A university in Guntur, Andhra Pradesh has developed a unique paper sensor to accurately measure vitamin D deficiency. The researchers from the university claimed that it to be the most affordable Vitamin D deficiency sensor in national and international markets.
The sensor has been developed by Dr Pradeep Kumar Brahman, assistant professor, Department of Chemistry, and Tummala Anusha, research scholar – both from KL Deemed to be University (KLU).

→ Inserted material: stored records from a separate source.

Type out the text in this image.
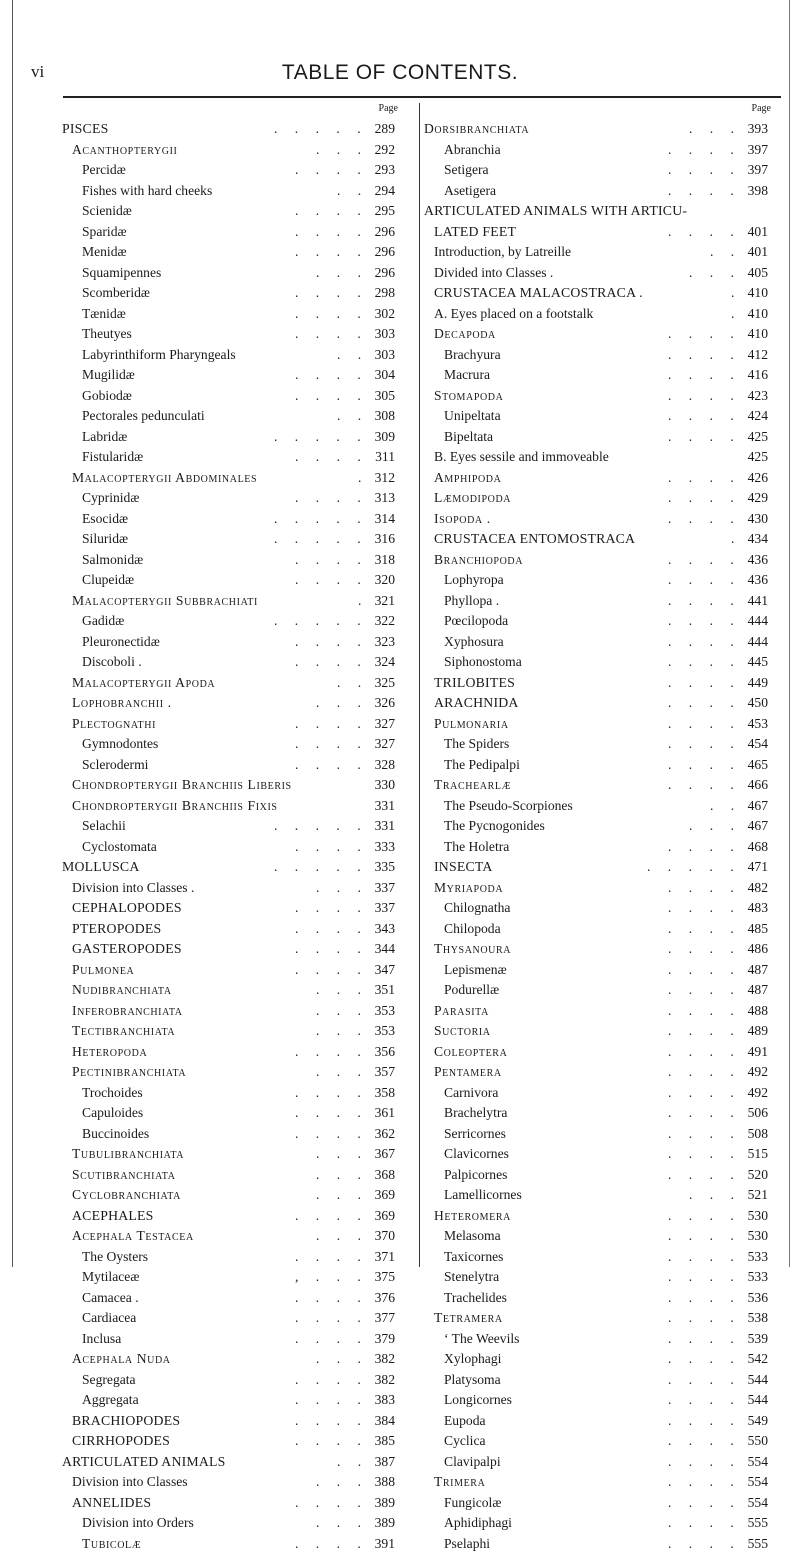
vi	TABLE OF CONTENTS.
Page
PISCES	. . . . . 289
Acanthopterygii	. . . 292
Percidæ	. . . . 293
Fishes with hard cheeks	. . 294
Scienidæ	. . . . 295
Sparidæ	. . . . 296
Menidæ	. . . . 296
Squamipennes	. . . 296
Scomberidæ	. . . . 298
Tænidæ	. . . . 302
Theutyes	. . . . 303
Labyrinthiform Pharyngeals	. . 303
Mugilidæ	. . . . 304
Gobiodæ	. . . . 305
Pectorales pedunculati	. . 308
Labridæ	. . . . . 309
Fistularidæ	. . . . 311
Malacopterygii Abdominales	. 312
Cyprinidæ	. . . . 313
Esocidæ	. . . . . 314
Siluridæ	. . . . . 316
Salmonidæ	. . . . 318
Clupeidæ	. . . . 320
Malacopterygii Subbrachiati	. 321
Gadidæ	. . . . . 322
Pleuronectidæ	. . . . 323
Discoboli .	. . . . 324
Malacopterygii Apoda	. . 325
Lophobranchii .	. . . 326
Plectognathi	. . . . 327
Gymnodontes	. . . . 327
Sclerodermi	. . . . 328
Chondropterygii Branchiis Liberis	330
Chondropterygii Branchiis Fixis	331
Selachii	. . . . . 331
Cyclostomata	. . . . 333
MOLLUSCA	. . . . . 335
Division into Classes .	. . . 337
CEPHALOPODES	. . . . 337
PTEROPODES	. . . . 343
GASTEROPODES	. . . . 344
Pulmonea	. . . . 347
Nudibranchiata	. . . 351
Inferobranchiata	. . . 353
Tectibranchiata	. . . 353
Heteropoda	. . . . 356
Pectinibranchiata	. . . 357
Trochoides	. . . . 358
Capuloides	. . . . 361
Buccinoides	. . . . 362
Tubulibranchiata	. . . 367
Scutibranchiata	. . . 368
Cyclobranchiata	. . . 369
ACEPHALES	. . . . 369
Acephala Testacea	. . . 370
The Oysters	. . . . 371
Mytilaceæ	, . . . 375
Camacea .	. . . . 376
Cardiacea	. . . . 377
Inclusa	. . . . 379
Acephala Nuda	. . . 382
Segregata	. . . . 382
Aggregata	. . . . 383
BRACHIOPODES	. . . . 384
CIRRHOPODES	. . . . 385
ARTICULATED ANIMALS	. . 387
Division into Classes	. . . 388
ANNELIDES	. . . . 389
Division into Orders	. . . 389
Tubicolæ	. . . . 391
Page
Dorsibranchiata	. . . 393
Abranchia	. . . . 397
Setigera	. . . . 397
Asetigera	. . . . 398
ARTICULATED ANIMALS WITH ARTICU-
LATED FEET	. . . . 401
Introduction, by Latreille	. . 401
Divided into Classes .	. . . 405
CRUSTACEA MALACOSTRACA .	. 410
A. Eyes placed on a footstalk	. 410
Decapoda	. . . . 410
Brachyura	. . . . 412
Macrura	. . . . 416
Stomapoda	. . . . 423
Unipeltata	. . . . 424
Bipeltata	. . . . 425
B. Eyes sessile and immoveable	425
Amphipoda	. . . . 426
Læmodipoda	. . . . 429
Isopoda .	. . . . 430
CRUSTACEA ENTOMOSTRACA	. 434
Branchiopoda	. . . . 436
Lophyropa	. . . . 436
Phyllopa .	. . . . 441
Pœcilopoda	. . . . 444
Xyphosura	. . . . 444
Siphonostoma	. . . . 445
TRILOBITES	. . . . 449
ARACHNIDA	. . . . 450
Pulmonaria	. . . . 453
The Spiders	. . . . 454
The Pedipalpi	. . . . 465
Trachearlæ	. . . . 466
The Pseudo-Scorpiones	. . 467
The Pycnogonides	. . . 467
The Holetra	. . . . 468
INSECTA	. . . . . 471
Myriapoda	. . . . 482
Chilognatha	. . . . 483
Chilopoda	. . . . 485
Thysanoura	. . . . 486
Lepismenæ	. . . . 487
Podurellæ	. . . . 487
Parasita	. . . . 488
Suctoria	. . . . 489
Coleoptera	. . . . 491
Pentamera	. . . . 492
Carnivora	. . . . 492
Brachelytra	. . . . 506
Serricornes	. . . . 508
Clavicornes	. . . . 515
Palpicornes	. . . . 520
Lamellicornes	. . . 521
Heteromera	. . . . 530
Melasoma	. . . . 530
Taxicornes	. . . . 533
Stenelytra	. . . . 533
Trachelides	. . . . 536
Tetramera	. . . . 538
‘ The Weevils	. . . . 539
Xylophagi	. . . . 542
Platysoma	. . . . 544
Longicornes	. . . . 544
Eupoda	. . . . 549
Cyclica	. . . . 550
Clavipalpi	. . . . 554
Trimera	. . . . 554
Fungicolæ	. . . . 554
Aphidiphagi	. . . . 555
Pselaphi	. . . . 555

According to the researchers, the sensor is highly useful for quick and reliable monitoring of vitamin D deficiency. It will help smaller clinics and dispensaries in remote areas to measure vitamin D deficiencies without the need for any bulky equipment or labs. The work has been published in international journals.
The sensor is developed by designing a paper electrode and printing it on an A4 paper with a specially designed ink that includes cobalt silver doped copolymer ionic liquid and acts as a sensor to detect vitamin D deficiency. The strip along with two common electrodes is then dipped in the patient's serum sample.
An amperometric measurement is recorded at a constant potential. The obtained current corresponds to the level of vitamin D concentration. The three electrodes are connected to a potentiostat, which is connected to a monitor on which the technician can see the results of the vitamin D sensor.
The cost of the paper sensor is approximately Rs 50, whereas the cost of commercially available tests for vitamin D in hospitals and labs is around Rs 1,500 to Rs 2,000. The KLU team tested several samples and concluded that the accuracy of the sensor is over 94%, which is at par with the existing, commercially available tests. The sensor produces results and generates reports within 30 minutes, saving crucial time for diagnoses.
Dr Brahman said, "This is possibly the first-of-its-kind and the most affordable Vitamin D deficiency sensor in national and international markets. It will make Vitamin D deficiency testing affordable for cost-conscious countries such as India. We took two years to finish the research and come up with this pioneering product. This handmade sensor is accurate and reliable for the monitoring of vitamin D deficiency in remote areas where limited resources are available."
Meanwhile, Anusha said: "Indians usually do not get tested for Vitamin D deficiency as it does not produce visible symptoms. After observing the growing concern of the Vitamin D deficiency scenario in the country, for the first time, we designed a portable and low-cost handmade paper sensor that can effectively diagnose vitamin D deficiency in clinical samples.
“We are grateful to KL University for providing us with resources that made our work easier. We hope that the product reaches remote areas where Vitamin D testing is crucial, but unaffordable."
With a strong focus on research and innovation, KLU has so far filed for 433 patents and has already been granted 96 out of those. The institute has published 11,270 research papers so far in the fields of science, engineering, humanities and management. The institute has also completed sponsored projects for the worth of INR 32.76 crore and the projects worth Rs 49.33 crore are underway.